Both latent TB infection and active TB disease are treated with antibiotics. Treatment lasts at least six months because antibiotics work only when the bacteria are actively dividing, and the bacteria that cause TB grow very slowly. While latent TB infection can be treated with only one antibiotic, active TB disease is treated with several antibiotics at one time, to decrease the chances that the bacteria will evolve resistance to the drugs. Active TB disease must be treated aggressively, and patients may have to start treatment with a hospital stay to keep them from spreading the disease. After a few weeks, they will feel better and will no longer be infectious.

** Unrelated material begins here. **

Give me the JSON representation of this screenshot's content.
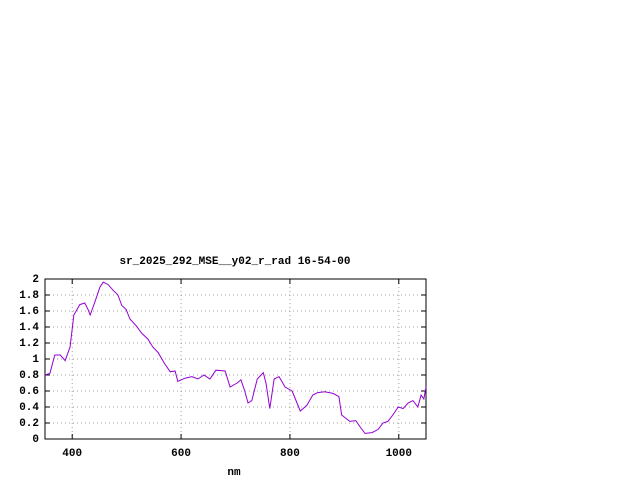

The biggest danger in TB treatment is that the patient will not take antibiotics on schedule. This gives the bacteria the opportunity to develop resistance to the drugs, rebound, and become much more difficult to treat. Therefore, it is crucial to take all of your drugs as instructed. Most treatment programs require that a health care professional watch you take every dose.

Your doctor may monitor you during treatment with blood tests to check your liver, sputum tests to see if the bacteria are susceptible to the antibiotics you are taking, and chest X-rays to look for signs of disease.

Extrapulmonary TB is active TB disease in any part of the body other than the lungs (for example, the kidney, spine, brain, or lymph nodes). Treatment for extrapulmonary disease is basically the same as for TB in the lungs except that TB involving the brain or bones is treated longer.